Le Tribunal Administratif de Nancy a rejeté la requête de M. A... contestant un indu d’aide au logement de 96 euros réclamé par la caisse d’allocations familiales. La requête a été jugée manifestement irrecevable car, malgré deux demandes de régularisation, le requérant n’a pas produit la décision attaquée ni justifié de l’exercice préalable d’un recours administratif obligatoire devant la commission de recours amiable, conformément à l’article R. 825-1 du code de la construction et de l’habitation.
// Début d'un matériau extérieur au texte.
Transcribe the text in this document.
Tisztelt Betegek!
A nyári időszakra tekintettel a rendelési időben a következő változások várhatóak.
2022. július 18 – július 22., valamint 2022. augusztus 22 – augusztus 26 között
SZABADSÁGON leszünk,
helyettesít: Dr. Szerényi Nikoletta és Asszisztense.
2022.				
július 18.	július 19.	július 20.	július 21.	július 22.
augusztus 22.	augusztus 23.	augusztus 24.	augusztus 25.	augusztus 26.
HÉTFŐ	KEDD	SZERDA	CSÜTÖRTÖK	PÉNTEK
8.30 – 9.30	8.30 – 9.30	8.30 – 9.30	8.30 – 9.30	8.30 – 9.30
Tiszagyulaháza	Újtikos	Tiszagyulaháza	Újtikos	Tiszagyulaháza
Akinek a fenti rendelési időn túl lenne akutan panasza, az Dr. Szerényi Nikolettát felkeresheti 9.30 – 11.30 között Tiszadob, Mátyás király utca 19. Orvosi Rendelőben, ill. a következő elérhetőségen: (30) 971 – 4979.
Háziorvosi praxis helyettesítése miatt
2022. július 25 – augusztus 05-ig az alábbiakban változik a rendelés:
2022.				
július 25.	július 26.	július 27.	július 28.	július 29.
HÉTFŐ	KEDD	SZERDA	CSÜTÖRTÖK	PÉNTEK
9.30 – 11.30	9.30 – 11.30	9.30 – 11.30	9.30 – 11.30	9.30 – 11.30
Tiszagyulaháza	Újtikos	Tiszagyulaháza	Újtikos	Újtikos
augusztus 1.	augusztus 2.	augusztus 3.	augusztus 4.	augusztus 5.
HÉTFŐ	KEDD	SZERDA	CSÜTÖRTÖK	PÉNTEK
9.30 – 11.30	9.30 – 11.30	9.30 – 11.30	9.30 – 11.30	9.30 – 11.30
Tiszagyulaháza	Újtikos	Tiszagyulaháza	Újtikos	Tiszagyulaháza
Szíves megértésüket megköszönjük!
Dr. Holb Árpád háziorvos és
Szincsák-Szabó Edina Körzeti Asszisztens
La magistrate déléguée a prononcé le rejet sur le fondement des articles R. 222-1, R. 412-1 et R. 612-1 du code de justice administrative.
Texte intégral
Vu la procédure suivante :
Par une requête enregistrée le 28 avril 2025, M. B... A... demande au tribunal d’annuler la décision par laquelle la caisse d’allocations familiales lui a réclamé un indu d’un montant de 96 euros.
Vu les autres pièces du dossier.
Vu :
- le code de la construction et de l’habitation ;
- le code de justice administrative.
La présidente du tribunal a désigné Mme Grandjean, première conseillère, pour statuer sur les litiges visés à l’article R. 222-13 du code de justice administrative et pour signer les ordonnances visées à l’article R. 222-1 du même code.
Considérant ce qui suit :
Aux termes de l'article R. 222‑1 du code de justice administrative : « (…) les magistrats ayant une ancienneté minimale de deux ans ou ayant atteint au moins le grade de premier conseiller désignés à cet effet par le président de leur juridiction peuvent, par ordonnance : / (…) 4º Rejeter les requêtes manifestement irrecevables, lorsque (…) elles n'ont pas été régularisées à l'expiration du délai imparti par une demande en ce sens ». Aux termes de l’article R. 612-1 du même code : « Lorsque des conclusions sont entachées d’une irrecevabilité susceptible d’être couverte après l’expiration du délai de recours, la juridiction ne peut les rejeter en relevant d’office cette irrecevabilité qu’après avoir invité leur auteur à les régulariser ».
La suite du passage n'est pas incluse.